Lisson Gallery is proud to announce the unveiling of Daniel Buren’s new site specific work for MONUMENTA 2012. An artistic interaction on an unparalleled scale, MONUMENTA invites an internationally renowned artist each year to transform the Nave of the Grand Palais with a new, site specific work filling the 13,500 m², 35 metre-high space.
This year marks the fifth edition of the event, and it is the second consecutive year that one of Lisson Gallery’s artists has been selected to take on the ambitious project. In 2011 Anish Kapoor transformed the cavernous space with Leviathan, which attracted over 270,000 visitors in six and a half weeks.
Now Daniel Buren, one of France’s most internationally renowned and honoured artists, has risen to the challenge with Excentrique, a work in situ. Buren’s work for MONUMENTA 2012 will be on show between 10 May and 21 June, 2012. Buren and Kapoor will also be in conversation at the French Embassy in London on 17 May (details TBA).
Buren has been producing highly innovative works for the past 50 years, based on a range of outils visuels (‘visual tools’). These elements, apparently minimal, nevertheless metamorphose the spectator’s perceptions, and, despite their simplicity, have a profound effect on the viewer. Artwork and space become one, the former revealing the hidden dimensions of the latter, leading the viewer to look ‘differently’.
For MONUMENTA 2012, Buren has plunged visitors into a Grand Palais that has never been seen before. Spectators become active participants in the unveiling and creation of a brand new artwork and space.

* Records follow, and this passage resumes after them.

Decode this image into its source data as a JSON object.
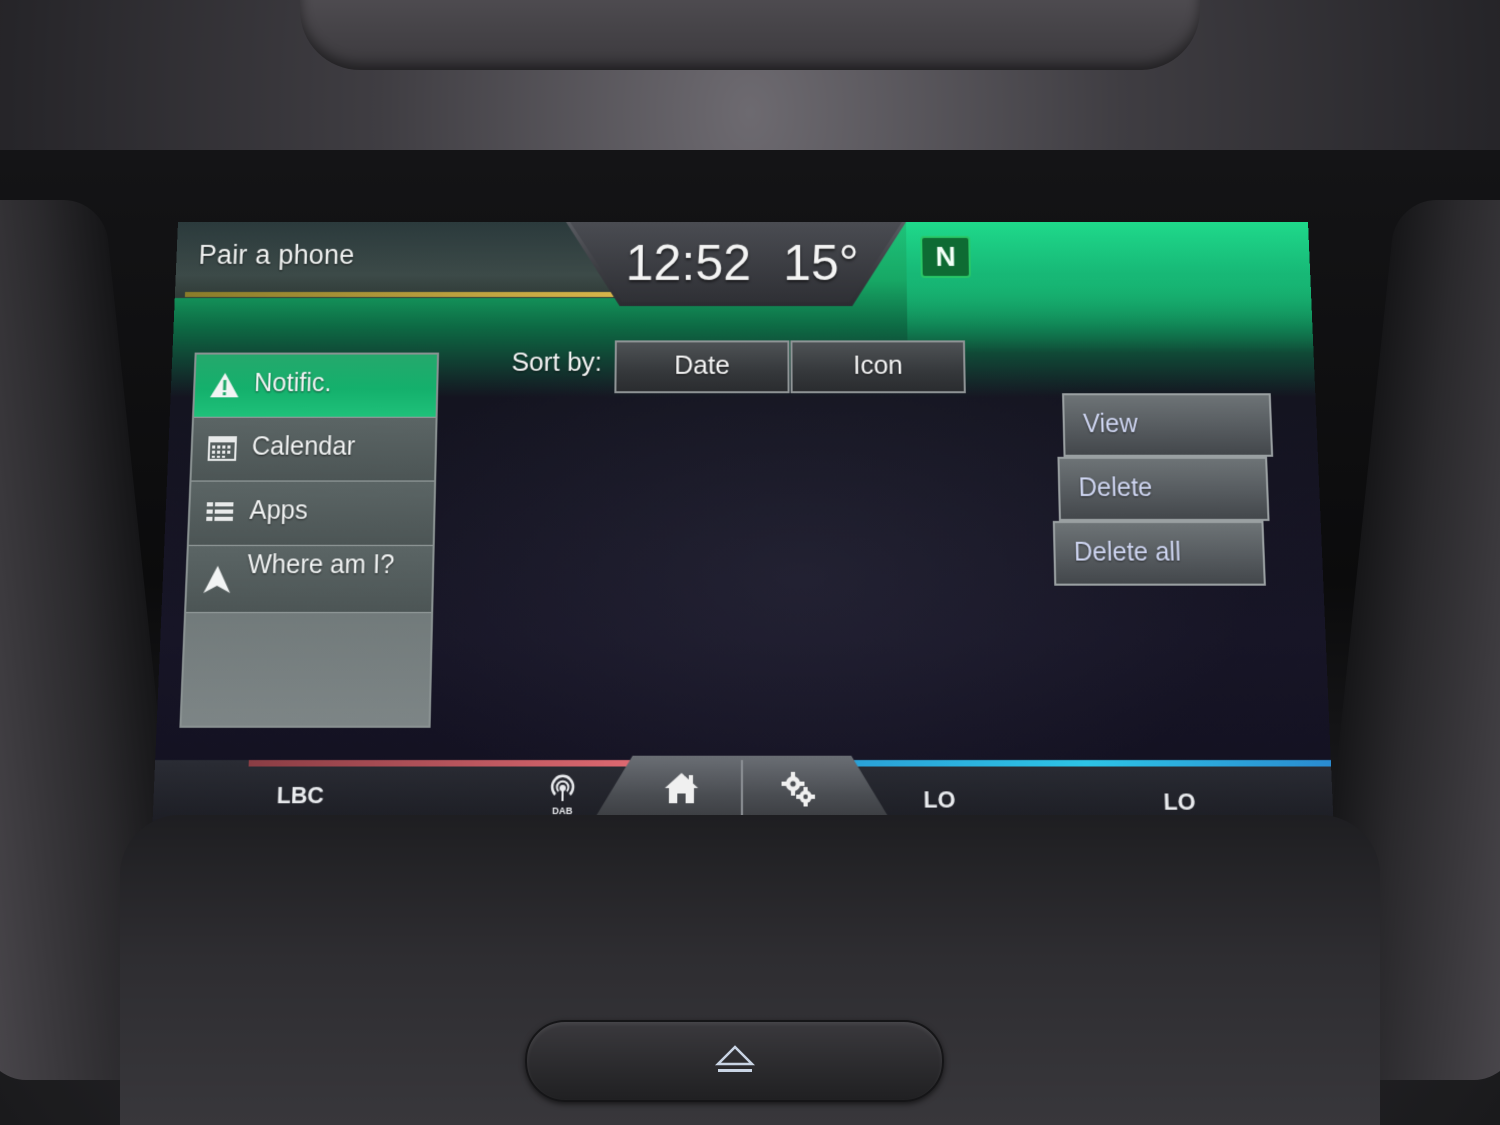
{
  "header": {
    "phone_status": "Pair a phone",
    "time": "12:52",
    "temperature": "15°",
    "compass": "N"
  },
  "sidebar": {
    "items": [
      {
        "label": "Notific.",
        "icon": "warning-icon",
        "active": true
      },
      {
        "label": "Calendar",
        "icon": "calendar-icon",
        "active": false
      },
      {
        "label": "Apps",
        "icon": "apps-list-icon",
        "active": false
      },
      {
        "label": "Where am I?",
        "icon": "navigation-arrow-icon",
        "active": false
      }
    ]
  },
  "sort": {
    "label": "Sort by:",
    "options": [
      "Date",
      "Icon"
    ]
  },
  "actions": {
    "view": "View",
    "delete": "Delete",
    "delete_all": "Delete all"
  },
  "bottom_bar": {
    "audio_source": "LBC",
    "dab_label": "DAB",
    "left_temp": "LO",
    "right_temp": "LO",
    "home_icon": "home-icon",
    "settings_icon": "gear-icon"
  },
  "colors": {
    "accent_green": "#1fc17a",
    "audio_red": "#e06a72",
    "climate_blue": "#2dc4e6",
    "phone_yellow": "#d9b64a"
  }
}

This creation is true to the rigorous approach of this renowned artist whose careful use of materials creates a maximum effect. The artist’s subtle ‘visual tools’ reveal the space’s hidden dimensions, invisible potential, past and present.
Buren’s artistic work, his theoretical approach and his physical interventions have altered the understanding of contemporary art. At the same time the artist’s fascination for the sensation of sight, of colour as a pensée brute (‘pure thought’) and the freedom and experimentation he offers to spectators, have assured his great public success.